Die Gleichwertigkeit aller Gläubigen ist spätestens seit Paulus bekannt

Da halte ich mich lieber an den Katechismus der Katholischen Kirche, der weit umfassender formuliert: „Zu dieser katholischen Einheit des Gottesvolkes ... sind alle Menschen berufen. Auf verschiedene Weise gehören ihr zu oder sind ihr zugeordnet die katholischen Gläubigen, die anderen an Christus Glaubenden und schließlich alle Menschen überhaupt, die durch die Gnade Gottes zum Heile berufen sind” (Lumen gentium 13, Katechismus der Katholischen Kirche 836).

Ein zweites: Die Formulierungen, die im „Kirchenvolks-Begehren” verwendet werden, sind schlicht irreführend beziehungsweise gehen sie von falschen Voraussetzungen aus. Gleich zu Beginn wird als'Ziel der Aufbau einer geschwisterlichen Kirche genannt - aber diese muß nicht erst aufgebaut werden von irgendeiner Menschengruppe, sie existiert, seit sie von Christus gegründet wurde. Wenn wir alle Kinder Gottes sind, dann sind wir wohl auch Geschwister. Auch die Gleichwertigkeit aller Gläubigen ist spätestens seit

Paulus bekannt: „Verschiedene Gnadengaben gibt es, aber nur den einen Geist, der sie alle verleiht, verschiedene Dienste, aber nur den einen Herrn”. (1 Kor 12).

Was die Gleichberechtigung der Frau anlangt, so ist diese weitgehend realisiert: „Indem Gott den Menschen ,als Mann und Frau' erschuf, schenkte er dem Mann und der Frau in gleicher Weise personale Würde” (Familiaris consortio 22).
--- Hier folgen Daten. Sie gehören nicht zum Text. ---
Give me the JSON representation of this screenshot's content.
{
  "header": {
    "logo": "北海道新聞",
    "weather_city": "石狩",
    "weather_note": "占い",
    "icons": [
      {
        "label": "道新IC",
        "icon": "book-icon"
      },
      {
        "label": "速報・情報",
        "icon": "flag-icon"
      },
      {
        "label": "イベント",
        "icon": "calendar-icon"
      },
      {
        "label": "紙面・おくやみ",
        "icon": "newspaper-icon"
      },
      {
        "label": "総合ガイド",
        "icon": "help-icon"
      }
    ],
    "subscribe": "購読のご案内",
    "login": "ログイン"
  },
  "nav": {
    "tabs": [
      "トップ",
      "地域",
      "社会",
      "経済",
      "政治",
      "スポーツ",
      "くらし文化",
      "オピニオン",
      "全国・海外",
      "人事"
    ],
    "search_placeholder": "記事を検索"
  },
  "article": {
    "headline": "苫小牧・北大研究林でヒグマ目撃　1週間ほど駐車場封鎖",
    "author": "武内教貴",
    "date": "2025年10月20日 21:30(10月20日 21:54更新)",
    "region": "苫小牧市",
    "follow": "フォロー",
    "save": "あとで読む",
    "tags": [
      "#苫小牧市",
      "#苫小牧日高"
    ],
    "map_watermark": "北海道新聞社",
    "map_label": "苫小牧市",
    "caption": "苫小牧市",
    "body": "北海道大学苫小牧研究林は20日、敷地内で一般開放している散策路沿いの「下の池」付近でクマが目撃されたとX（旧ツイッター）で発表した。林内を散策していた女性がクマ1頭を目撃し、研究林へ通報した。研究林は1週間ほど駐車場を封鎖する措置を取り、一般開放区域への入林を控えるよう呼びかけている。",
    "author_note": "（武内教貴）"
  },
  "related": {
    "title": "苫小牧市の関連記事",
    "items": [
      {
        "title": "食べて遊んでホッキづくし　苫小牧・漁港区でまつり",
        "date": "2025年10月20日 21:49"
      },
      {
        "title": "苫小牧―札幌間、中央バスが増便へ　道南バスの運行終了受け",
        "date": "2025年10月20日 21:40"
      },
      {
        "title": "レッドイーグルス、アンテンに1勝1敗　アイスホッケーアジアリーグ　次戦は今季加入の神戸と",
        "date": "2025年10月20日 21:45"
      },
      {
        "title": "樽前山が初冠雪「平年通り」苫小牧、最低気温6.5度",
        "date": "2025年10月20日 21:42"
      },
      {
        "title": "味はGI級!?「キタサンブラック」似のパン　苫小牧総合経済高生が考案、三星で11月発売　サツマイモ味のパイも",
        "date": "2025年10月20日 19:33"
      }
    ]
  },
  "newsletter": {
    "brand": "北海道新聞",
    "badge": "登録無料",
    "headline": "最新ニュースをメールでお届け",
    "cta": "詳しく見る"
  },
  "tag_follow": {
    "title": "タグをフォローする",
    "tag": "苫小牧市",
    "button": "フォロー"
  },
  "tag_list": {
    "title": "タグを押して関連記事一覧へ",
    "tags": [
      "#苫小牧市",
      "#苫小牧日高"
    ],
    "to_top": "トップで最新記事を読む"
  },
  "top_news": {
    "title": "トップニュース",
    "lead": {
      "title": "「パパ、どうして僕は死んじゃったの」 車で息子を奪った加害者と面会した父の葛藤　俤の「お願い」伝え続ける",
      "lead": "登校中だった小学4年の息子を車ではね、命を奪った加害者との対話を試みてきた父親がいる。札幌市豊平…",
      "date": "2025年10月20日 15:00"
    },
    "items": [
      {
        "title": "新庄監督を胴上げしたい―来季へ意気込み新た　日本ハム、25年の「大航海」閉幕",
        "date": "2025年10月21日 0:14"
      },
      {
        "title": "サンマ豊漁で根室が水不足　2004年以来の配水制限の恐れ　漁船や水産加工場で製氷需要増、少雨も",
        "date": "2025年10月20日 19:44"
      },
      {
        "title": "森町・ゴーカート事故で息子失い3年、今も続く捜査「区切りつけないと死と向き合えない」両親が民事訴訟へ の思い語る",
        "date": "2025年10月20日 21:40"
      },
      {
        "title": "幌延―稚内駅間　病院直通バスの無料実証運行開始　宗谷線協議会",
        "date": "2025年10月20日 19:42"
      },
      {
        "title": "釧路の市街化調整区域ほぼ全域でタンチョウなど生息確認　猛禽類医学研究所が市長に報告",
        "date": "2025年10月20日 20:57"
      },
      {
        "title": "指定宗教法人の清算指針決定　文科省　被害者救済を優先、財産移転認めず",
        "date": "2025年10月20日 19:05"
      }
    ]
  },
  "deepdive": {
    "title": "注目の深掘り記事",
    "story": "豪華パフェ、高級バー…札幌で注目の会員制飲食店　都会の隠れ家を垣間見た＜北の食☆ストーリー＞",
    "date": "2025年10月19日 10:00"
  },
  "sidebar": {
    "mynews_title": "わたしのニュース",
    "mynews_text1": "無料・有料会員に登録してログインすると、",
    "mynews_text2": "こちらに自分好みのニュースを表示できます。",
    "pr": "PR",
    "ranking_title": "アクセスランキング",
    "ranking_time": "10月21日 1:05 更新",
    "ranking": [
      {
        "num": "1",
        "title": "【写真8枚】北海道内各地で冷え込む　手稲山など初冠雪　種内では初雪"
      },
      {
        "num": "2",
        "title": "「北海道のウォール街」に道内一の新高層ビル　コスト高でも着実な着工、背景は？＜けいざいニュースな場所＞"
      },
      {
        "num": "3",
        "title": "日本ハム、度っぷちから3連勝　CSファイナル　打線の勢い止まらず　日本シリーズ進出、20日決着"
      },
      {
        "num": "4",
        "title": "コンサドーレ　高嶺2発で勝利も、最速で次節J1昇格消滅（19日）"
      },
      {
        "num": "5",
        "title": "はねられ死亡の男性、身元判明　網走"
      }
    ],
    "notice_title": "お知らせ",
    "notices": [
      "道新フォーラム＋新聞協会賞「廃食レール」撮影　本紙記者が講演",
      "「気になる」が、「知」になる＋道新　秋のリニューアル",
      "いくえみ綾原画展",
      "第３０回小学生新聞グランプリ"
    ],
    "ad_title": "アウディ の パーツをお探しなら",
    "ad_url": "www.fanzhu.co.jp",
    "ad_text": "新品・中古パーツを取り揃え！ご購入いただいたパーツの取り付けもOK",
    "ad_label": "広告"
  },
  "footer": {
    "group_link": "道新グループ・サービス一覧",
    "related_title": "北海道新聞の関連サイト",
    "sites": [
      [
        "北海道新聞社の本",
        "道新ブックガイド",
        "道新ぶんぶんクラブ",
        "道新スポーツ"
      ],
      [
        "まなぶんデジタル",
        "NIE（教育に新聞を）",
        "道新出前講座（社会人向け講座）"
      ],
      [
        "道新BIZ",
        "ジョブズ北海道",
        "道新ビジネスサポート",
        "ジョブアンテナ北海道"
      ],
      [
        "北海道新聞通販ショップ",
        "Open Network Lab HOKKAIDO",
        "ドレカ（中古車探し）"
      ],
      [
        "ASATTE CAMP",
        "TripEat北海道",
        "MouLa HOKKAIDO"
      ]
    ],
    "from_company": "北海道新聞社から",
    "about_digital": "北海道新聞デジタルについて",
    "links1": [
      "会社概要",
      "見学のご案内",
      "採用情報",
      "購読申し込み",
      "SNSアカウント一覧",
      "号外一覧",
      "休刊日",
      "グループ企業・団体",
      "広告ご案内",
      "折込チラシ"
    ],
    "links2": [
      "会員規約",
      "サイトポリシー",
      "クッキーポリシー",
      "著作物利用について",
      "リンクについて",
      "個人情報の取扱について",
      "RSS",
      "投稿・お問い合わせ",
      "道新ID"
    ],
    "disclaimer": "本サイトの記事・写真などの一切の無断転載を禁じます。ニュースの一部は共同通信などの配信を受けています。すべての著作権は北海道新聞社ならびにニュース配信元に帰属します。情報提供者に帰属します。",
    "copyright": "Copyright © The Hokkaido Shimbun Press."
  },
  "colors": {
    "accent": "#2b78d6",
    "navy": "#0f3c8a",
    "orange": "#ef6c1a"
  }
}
Pastoralassistentinnen, Professorinnen, Frauen als Katechisten, Religionslehrerinnen, Gottesdienstlei -terinnen, Kommunionspenderinnen, Lektorinnen, Ministrantinnen, weibliche Angehörige der Pfarrgemeinderäte undsoweiter gibt es in so gut wie jeder Diözese.

„Wer dagegen Sturm laufen will, ist dem Papst ungehorsam”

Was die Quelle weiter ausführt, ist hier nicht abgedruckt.